Wie sind die Reaktionen bisher?

Oft sind die Menschen, die unsere Portraits wahrnehmen, schockiert und begeistert. Dies ist auch genau die Mischung an Gefühlen, die wir uns wünschen. Es geht um die Tiefe – den Schock der Realisierung über die Zerstörung, und die Wertschätzung des Ozeans. Diese kommt auch dann ins Spiel, wenn wir die portaitierte Person sagt, was ihr der Ozean bedeutet, dieses Statement bilden wir mit jedem Portrait ab. Ich denke, das Thema Wertschätzung ist ein sehr wesentlicher Teil des Wandels, den wir so dringend brauchen.

Welcher war für Dich der schönste Moment während der Shootings? 

Für mich war jedes Statement von jeder Person ein besonders schöner Moment. Es zeigt, was in dem Menschen drinsteckt. Es ist ein Moment, der mich persönlich an die faszinierende Unterwasserwelt erinnert, an das Gefühl, eine Welle zu surfen oder daran, nur am Meer auf einem Felsen zu stehen, meine Arme auszubreiten und die Brandung zu spüren. Die ultimative Gegenwart, in der wir Menschen uns frei fühlen. Und auch der intensive Blick in den Augen der portraitierten Menschen war schön, denn er zeigt, dass wir alle eigentlich den Ozean und diesen Planeten schützen wollen. Außerdem hat es mir gefallen, das Mikroplastik aus den Umschlägen zu holen, das war schön. Es waren viele Menschen, die uns in der ganzen Welt geholfen haben, das Mikroplastik zu finden. Sie haben die Strände durchkämmt und dazu beigetragen, dieses Projekt zu verwirklichen. Sie beweisen, dass der Mensch fähig ist, ein kollektives Bewusstsein zu leben… Es ist einfach insgesamt ein wunderschönes Projekt geworden.

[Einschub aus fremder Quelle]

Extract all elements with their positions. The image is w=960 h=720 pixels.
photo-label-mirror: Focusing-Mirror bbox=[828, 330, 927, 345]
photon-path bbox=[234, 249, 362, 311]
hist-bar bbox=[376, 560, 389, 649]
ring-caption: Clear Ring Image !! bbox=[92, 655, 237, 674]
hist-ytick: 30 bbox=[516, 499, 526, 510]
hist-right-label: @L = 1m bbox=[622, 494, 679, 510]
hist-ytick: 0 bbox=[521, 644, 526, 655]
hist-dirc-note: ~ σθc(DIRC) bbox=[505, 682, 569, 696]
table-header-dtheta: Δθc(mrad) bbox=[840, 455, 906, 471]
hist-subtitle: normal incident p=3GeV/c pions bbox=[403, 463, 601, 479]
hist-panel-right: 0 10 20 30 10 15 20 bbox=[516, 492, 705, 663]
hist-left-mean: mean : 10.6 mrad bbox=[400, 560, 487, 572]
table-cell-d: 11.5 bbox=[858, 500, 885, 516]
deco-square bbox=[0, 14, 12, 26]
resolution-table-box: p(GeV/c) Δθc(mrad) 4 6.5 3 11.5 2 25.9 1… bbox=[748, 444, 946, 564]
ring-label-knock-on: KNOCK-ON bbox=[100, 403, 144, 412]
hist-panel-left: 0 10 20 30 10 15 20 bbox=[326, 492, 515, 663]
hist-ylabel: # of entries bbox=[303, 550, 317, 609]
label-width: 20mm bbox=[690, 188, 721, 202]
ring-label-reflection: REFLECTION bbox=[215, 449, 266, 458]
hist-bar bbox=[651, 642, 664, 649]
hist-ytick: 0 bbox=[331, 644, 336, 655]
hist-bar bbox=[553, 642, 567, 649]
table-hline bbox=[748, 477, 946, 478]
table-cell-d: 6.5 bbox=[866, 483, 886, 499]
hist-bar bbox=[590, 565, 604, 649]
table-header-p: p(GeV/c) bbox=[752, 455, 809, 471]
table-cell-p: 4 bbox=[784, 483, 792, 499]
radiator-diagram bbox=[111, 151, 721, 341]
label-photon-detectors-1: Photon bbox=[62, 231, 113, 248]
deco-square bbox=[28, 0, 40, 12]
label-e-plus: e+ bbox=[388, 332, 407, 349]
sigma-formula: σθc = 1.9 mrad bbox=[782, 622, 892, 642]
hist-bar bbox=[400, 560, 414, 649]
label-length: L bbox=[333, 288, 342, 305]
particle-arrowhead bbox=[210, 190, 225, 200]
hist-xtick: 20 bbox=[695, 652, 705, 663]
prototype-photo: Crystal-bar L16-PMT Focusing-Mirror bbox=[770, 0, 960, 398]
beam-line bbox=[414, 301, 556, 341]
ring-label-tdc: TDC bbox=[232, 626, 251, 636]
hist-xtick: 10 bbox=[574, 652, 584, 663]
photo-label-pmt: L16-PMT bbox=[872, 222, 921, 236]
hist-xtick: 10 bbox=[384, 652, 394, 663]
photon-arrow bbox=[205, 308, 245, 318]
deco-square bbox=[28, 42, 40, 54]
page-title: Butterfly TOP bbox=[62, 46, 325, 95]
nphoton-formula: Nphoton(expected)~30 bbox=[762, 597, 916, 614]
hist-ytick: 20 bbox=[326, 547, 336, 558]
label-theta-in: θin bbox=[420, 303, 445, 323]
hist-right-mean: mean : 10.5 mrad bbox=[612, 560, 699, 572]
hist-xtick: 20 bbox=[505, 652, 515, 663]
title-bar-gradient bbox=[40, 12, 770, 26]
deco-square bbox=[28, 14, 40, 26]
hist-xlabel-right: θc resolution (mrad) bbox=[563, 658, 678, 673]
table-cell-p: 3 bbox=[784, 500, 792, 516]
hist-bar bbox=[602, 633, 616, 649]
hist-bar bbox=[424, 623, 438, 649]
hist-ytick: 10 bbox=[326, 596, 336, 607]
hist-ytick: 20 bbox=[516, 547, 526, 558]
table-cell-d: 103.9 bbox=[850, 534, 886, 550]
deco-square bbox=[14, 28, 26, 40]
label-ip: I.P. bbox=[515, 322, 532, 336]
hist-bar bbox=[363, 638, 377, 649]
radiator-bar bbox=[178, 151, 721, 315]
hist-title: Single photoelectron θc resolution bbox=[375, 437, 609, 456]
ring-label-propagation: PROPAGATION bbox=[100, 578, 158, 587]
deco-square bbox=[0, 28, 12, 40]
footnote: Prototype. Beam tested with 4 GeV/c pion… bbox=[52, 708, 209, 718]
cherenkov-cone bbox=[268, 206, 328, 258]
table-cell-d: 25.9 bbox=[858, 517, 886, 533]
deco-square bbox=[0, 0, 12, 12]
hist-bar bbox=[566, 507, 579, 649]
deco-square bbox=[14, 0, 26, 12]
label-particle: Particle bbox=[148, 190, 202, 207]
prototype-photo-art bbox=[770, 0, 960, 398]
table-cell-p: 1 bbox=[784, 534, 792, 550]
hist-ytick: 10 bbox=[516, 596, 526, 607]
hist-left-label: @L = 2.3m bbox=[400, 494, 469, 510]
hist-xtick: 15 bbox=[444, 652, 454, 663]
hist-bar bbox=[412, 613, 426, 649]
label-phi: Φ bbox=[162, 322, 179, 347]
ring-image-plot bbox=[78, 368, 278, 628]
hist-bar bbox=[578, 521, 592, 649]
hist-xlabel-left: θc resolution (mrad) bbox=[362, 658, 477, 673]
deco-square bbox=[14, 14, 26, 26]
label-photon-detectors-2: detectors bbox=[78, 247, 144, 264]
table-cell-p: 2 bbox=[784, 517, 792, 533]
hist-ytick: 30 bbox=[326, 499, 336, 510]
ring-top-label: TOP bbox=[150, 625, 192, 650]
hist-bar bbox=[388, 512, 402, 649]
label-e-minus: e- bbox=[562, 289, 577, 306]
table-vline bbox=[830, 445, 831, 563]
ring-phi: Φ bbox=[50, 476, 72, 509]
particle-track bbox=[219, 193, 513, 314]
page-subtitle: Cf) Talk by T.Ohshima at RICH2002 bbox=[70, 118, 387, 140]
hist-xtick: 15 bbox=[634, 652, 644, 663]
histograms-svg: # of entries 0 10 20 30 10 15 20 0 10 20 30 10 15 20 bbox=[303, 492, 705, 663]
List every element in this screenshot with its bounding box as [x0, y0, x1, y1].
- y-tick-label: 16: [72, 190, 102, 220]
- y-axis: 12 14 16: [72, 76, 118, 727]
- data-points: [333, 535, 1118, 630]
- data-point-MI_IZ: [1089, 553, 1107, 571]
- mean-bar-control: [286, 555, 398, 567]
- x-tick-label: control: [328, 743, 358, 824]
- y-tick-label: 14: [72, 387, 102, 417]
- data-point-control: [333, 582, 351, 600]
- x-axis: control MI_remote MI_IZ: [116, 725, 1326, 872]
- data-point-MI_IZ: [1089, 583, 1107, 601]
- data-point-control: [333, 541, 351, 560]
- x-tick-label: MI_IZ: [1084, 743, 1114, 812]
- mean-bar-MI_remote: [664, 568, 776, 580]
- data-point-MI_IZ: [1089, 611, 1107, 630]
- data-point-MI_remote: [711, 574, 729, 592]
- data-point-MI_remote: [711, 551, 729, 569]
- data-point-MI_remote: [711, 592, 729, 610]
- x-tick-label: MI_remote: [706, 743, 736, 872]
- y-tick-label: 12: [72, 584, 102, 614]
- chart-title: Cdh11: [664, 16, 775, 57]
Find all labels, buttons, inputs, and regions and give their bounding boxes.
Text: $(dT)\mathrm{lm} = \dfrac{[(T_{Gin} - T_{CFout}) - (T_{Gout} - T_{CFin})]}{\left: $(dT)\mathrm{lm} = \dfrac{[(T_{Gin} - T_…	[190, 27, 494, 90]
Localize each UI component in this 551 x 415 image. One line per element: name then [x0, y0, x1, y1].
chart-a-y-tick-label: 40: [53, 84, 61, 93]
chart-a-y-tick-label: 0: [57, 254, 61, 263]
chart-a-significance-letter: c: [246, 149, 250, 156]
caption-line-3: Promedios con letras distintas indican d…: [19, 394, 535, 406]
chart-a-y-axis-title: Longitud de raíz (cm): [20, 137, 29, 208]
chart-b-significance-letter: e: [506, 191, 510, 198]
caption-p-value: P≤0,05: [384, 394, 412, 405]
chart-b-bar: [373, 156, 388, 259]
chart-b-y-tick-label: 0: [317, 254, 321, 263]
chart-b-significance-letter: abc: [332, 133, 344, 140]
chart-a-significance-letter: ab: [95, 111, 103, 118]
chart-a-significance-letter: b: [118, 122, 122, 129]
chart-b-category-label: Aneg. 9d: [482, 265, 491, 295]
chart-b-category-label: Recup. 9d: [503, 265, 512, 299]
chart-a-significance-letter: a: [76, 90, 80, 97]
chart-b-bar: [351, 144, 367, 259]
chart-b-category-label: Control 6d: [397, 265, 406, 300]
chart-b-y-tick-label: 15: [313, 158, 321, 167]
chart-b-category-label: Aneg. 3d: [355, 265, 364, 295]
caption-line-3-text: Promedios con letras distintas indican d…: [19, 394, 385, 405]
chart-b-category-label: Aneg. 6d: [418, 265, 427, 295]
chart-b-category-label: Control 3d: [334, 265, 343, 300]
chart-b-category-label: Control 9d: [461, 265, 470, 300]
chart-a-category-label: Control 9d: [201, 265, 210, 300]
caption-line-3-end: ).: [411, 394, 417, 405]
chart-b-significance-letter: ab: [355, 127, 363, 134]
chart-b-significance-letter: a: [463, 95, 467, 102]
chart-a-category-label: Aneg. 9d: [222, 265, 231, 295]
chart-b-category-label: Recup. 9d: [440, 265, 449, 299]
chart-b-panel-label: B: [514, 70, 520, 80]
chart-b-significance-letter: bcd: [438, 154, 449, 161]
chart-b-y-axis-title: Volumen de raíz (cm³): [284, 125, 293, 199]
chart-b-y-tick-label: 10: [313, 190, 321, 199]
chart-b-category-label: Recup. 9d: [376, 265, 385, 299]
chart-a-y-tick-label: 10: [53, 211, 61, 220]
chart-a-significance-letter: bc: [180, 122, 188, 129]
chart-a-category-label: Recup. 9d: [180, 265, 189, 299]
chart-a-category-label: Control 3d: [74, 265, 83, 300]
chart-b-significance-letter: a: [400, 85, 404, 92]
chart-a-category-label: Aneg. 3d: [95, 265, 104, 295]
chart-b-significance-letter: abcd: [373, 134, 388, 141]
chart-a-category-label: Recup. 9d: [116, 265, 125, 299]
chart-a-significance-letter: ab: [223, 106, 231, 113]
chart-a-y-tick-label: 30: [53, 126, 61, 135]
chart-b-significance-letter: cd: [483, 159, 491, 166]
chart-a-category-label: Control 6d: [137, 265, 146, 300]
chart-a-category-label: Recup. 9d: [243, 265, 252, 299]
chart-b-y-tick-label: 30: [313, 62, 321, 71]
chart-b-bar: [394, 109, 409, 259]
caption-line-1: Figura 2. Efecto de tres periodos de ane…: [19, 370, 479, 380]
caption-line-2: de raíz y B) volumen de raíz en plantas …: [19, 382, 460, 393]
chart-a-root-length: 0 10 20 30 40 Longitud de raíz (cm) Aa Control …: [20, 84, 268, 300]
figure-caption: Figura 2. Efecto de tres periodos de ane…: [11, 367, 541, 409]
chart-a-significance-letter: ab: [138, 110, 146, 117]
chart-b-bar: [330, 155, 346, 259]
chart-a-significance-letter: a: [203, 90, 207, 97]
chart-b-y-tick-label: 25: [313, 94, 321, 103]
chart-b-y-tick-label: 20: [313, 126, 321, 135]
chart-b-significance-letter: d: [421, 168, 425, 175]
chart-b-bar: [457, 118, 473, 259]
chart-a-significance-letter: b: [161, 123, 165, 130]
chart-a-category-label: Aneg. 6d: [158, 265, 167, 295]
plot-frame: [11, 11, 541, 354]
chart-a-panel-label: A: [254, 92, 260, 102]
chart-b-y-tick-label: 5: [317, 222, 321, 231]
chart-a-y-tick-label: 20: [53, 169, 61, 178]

Das finden wir auch! Welche Herausforderungen kommen jetzt auf Euch zu?

Die nächste Herausforderungen für uns sind, unseren offenen Brief an das Umweltministerium zu überreichen und unser Crowdfunding erfolgreich voranzutreiben. Aktuell warten wir noch auf ein Datum für die Übergabe der Petition. Wir hoffen, sehr bald vom Umweltministerium zu erfahren, wann Svenja Schulze bereit ist, ihn entgegenzunehmen. Außerdem haben wir uns aufgrund der grossen Nachfrage entschlossen, im Herbst eine Ausstellung der Portraits zu machen. Dafür werden wir weiter Untertützung via Crowdfunding brauchen. Das schaffen wir, da bin ich mir ganz sicher.
Wir drücken fest die Daumen, danke für alles, liebe Meike.